ファイアーエムブレムは、インテリジェントシステムズ社製のビデオゲームシリーズです。任天堂は1990年にファミコンでこのシリーズの発売を開始しました。初期の作品は主に日本国内向けで、最初の6作品は日本でのみ発売されていました。のちに北米・欧州へ初めて正式出荷されたのが「ファイアーエムブレム 烈火の剣」で、これがシリーズを海外で広く知らしめるきっかけになりました。シリーズ全体は、プレイヤーがマップ上で部隊を指揮するターン制のロールプレイングゲームの要素を持ち、多くのキャラクターが共通の敵と戦う長い旅に出る、という一貫した設定が特徴です。

基本的な特徴

  • ターン制・グリッド運用:戦場はマスで区切られ、移動や攻撃はターンごとに行います。戦術的な配置や地形の利用が重要です。
  • 職業(クラス)と育成:ユニットは職業ごとに得意な武器や技能があり、経験値や条件でクラスチェンジ(昇格)して強化できます。
  • 武器三すくみ:剣・斧・槍など武器間で有利不利の関係があり、相性が戦闘の鍵になります。
  • パーマデス(作品による):倒れたユニットが永久に失われるシステムを採用する作品があり、戦闘の緊張感と選択の重みを生み出します(一部作品ではオプションで無効化可能)。
  • 支援会話・キャラクター関係:キャラクター同士の支援値や会話を通じて戦場以外のドラマを描き、ステータスボーナスや物語分岐に影響します。

歴史と展開

シリーズは1990年のファミコン作『暗黒竜と光の剣』で始まり、それ以降スーパーファミコン、ゲームボーイアドバンス、ニンテンドーゲームキューブ、Wii、ニンテンドーDS/3DS、そしてNintendo Switchなど任天堂ハードを中心に展開してきました。1990年代から2000年代前半までは日本のみの展開が多かったものの、2000年代中盤以降は海外でも発売されるようになり、特に『烈火の剣』(GBA)や『暗黒竜の復活』(海外版はShadow Dragon)などで認知が広がりました。
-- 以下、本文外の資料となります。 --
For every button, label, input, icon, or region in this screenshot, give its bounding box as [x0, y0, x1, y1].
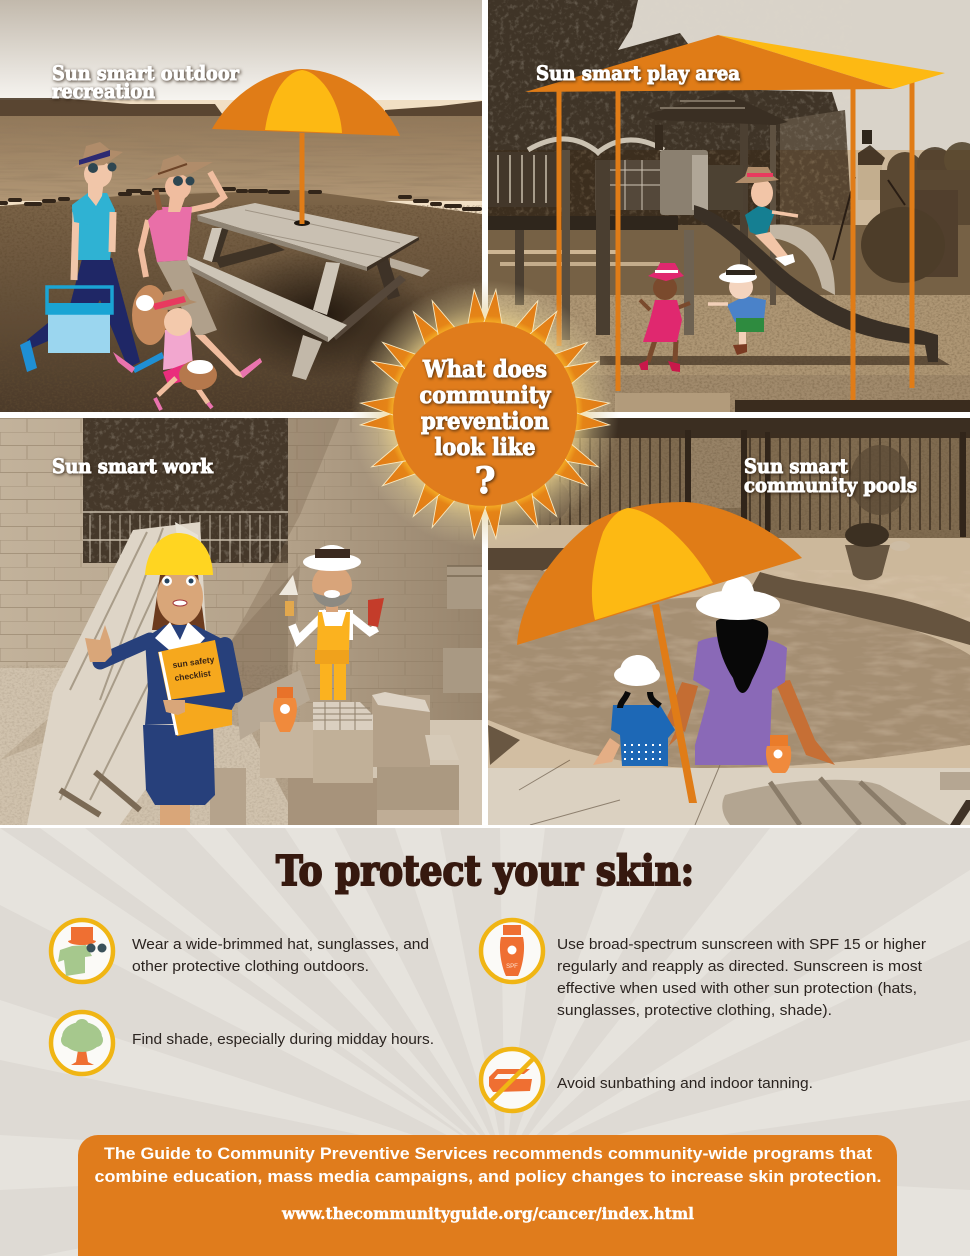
- heading: sun smart community pools: [744, 454, 917, 497]
- banner: community guide recommendation: combine education, mass media campaigns, and policy changes to increase skin protection.: [94, 1168, 882, 1186]
- icon: hat, sunglasses and shirt: [51, 920, 113, 982]
- heading: to protect your skin: To protect your skin:: [276, 847, 694, 895]
- illustration: family with cooler and basket: [20, 142, 262, 410]
- heading: sun smart community pools: community pools: [744, 473, 917, 497]
- text: use sunscreen: [557, 937, 926, 1019]
- text: use sunscreen: regularly and reapply as directed. Sunscreen is most: [557, 959, 922, 975]
- heading: sun smart play area: Sun smart play area: [536, 61, 740, 85]
- illustration: playground structure: [488, 92, 938, 362]
- illustration: woman with hard hat and checklist: sun safety: [172, 654, 215, 670]
- sun badge: what does community prevention look like: prevention: [421, 408, 549, 435]
- heading: sun smart community pools: Sun smart: [744, 454, 849, 478]
- illustration: mother and child under umbrella: [517, 502, 835, 803]
- text: use sunscreen: Use broad-spectrum sunscreen with SPF 15 or higher: [557, 937, 926, 953]
- illustration: orange shade canopy with poles: [525, 35, 945, 400]
- text: wear protective clothing second line: other protective clothing outdoors.: [132, 959, 369, 975]
- panel: sun smart work: [0, 417, 482, 825]
- banner: community guide recommendation: [78, 1135, 897, 1256]
- text: avoid tanning: Avoid sunbathing and indoor tanning.: [557, 1076, 813, 1092]
- illustration: children playing: [639, 167, 798, 372]
- icon: sunscreen bottle: [481, 920, 543, 982]
- icon: shade tree: [51, 1012, 113, 1074]
- panel: sun smart community pools: [470, 418, 970, 825]
- illustration: construction worker: [279, 545, 384, 700]
- icon: sunscreen bottle: SPF: [506, 964, 518, 970]
- photo: stacked clay bricks: [210, 692, 459, 825]
- photo: lake and lawn background: [0, 0, 482, 412]
- heading: sun smart work: Sun smart work: [52, 454, 214, 478]
- heading: sun smart outdoor recreation: recreation: [52, 79, 155, 103]
- banner: community guide recommendation: www.thecommunityguide.org/cancer/index.html: [281, 1204, 694, 1223]
- text: find shade: Find shade, especially during midday hours.: [132, 1032, 434, 1048]
- text: wear protective clothing: Wear a wide-brimmed hat, sunglasses, and: [132, 937, 429, 953]
- sun badge: what does community prevention look like: ?: [474, 460, 496, 502]
- heading: sun smart outdoor recreation: Sun smart outdoor: [52, 61, 239, 85]
- heading: sun smart outdoor recreation: [52, 61, 239, 103]
- photo: playground background: [488, 0, 970, 412]
- banner: community guide recommendation: The Guide to Community Preventive Services recommends community-wide programs that: [104, 1145, 873, 1163]
- illustration: sunscreen bottle: [273, 687, 297, 732]
- section: to protect your skin: [0, 828, 970, 1256]
- icon: no tanning bed: [481, 1049, 543, 1111]
- photo: pool and fence background: [470, 418, 970, 825]
- panel: sun smart outdoor recreation: [0, 0, 482, 412]
- text: use sunscreen: effective when used with other sun protection (hats,: [557, 981, 917, 997]
- panel: sun smart play area: [488, 0, 970, 412]
- illustration: picnic table: [185, 203, 430, 380]
- sun badge: what does community prevention look like: community: [420, 382, 551, 409]
- sun badge: what does community prevention look like: What does: [422, 356, 547, 383]
- illustration: woman with hard hat and checklist: [85, 533, 237, 825]
- sun badge: what does community prevention look like: look like: [434, 434, 536, 461]
- text: use sunscreen: sunglasses, protective clothing, shade).: [557, 1003, 832, 1019]
- photo: construction site background: [0, 417, 482, 825]
- illustration: picnic umbrella: [212, 69, 400, 224]
- illustration: woman with hard hat and checklist: checklist: [174, 668, 211, 683]
- sun badge: what does community prevention look like: [351, 280, 619, 548]
- photo: folded lounge chairs: [722, 772, 970, 825]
シリーズを海外で広く知らしめた転機としては、キャラクターが『大乱闘スマッシュブラザーズ』シリーズに登場したことや、2012年発売の『覚醒(Awakening)』による世界的な大ヒットがあります。『覚醒』はシリーズ復活の象徴となり、その後の『if / Fates』や『風花雪月(Three Houses)』(Nintendo Switch)など、ゲームデザインに新要素を取り入れつつ、世界的なファン層を獲得しました。

代表作と注目ポイント

  • 暗黒竜と光の剣:シリーズ第1作。ファイアーエムブレムの基礎となるシステムやストーリーテリングを確立しました。
  • 聖戦の系譜:大規模なマップと世代交代を取り入れたエピックな物語が特徴。戦術性の高さで評価されています。
  • 烈火の剣(海外で最初に発売されたタイトル):シリーズを海外に広めた重要作。
  • 覚醒(Awakening):シリーズを復活させ、新規ユーザーを大量に取り込んだ作品。キャラクター育成や支援会話がさらに重視されました。
  • 風花雪月(Three Houses):学級運営やスケジュール管理などシミュレーション要素を強化し、従来の戦闘以外の遊び方を拡張しました。

影響と評価

ファイアーエムブレムはタクティカルRPGジャンルの代表格として、多くのクリエイターや作品に影響を与えてきました。緊張感のある戦術性、キャラクター同士の関係性を重視する物語作り、そしてプレイヤーの選択がゲーム世界に持つ重み—こうした要素がシリーズを長年にわたり支持される理由です。シリーズは作品ごとに難易度やシステムの調整を行い、新規プレイヤーにも入りやすく、コアなファンにも満足を与えるバランスを探り続けています。

入門としては、まずは『覚醒』や『風花雪月』のように現代的なUIやチュートリアルが整った作品を試すのがおすすめです。そこからクラシックな作品にさかのぼることで、シリーズの変遷や元来のシステムの味わいを楽しめます。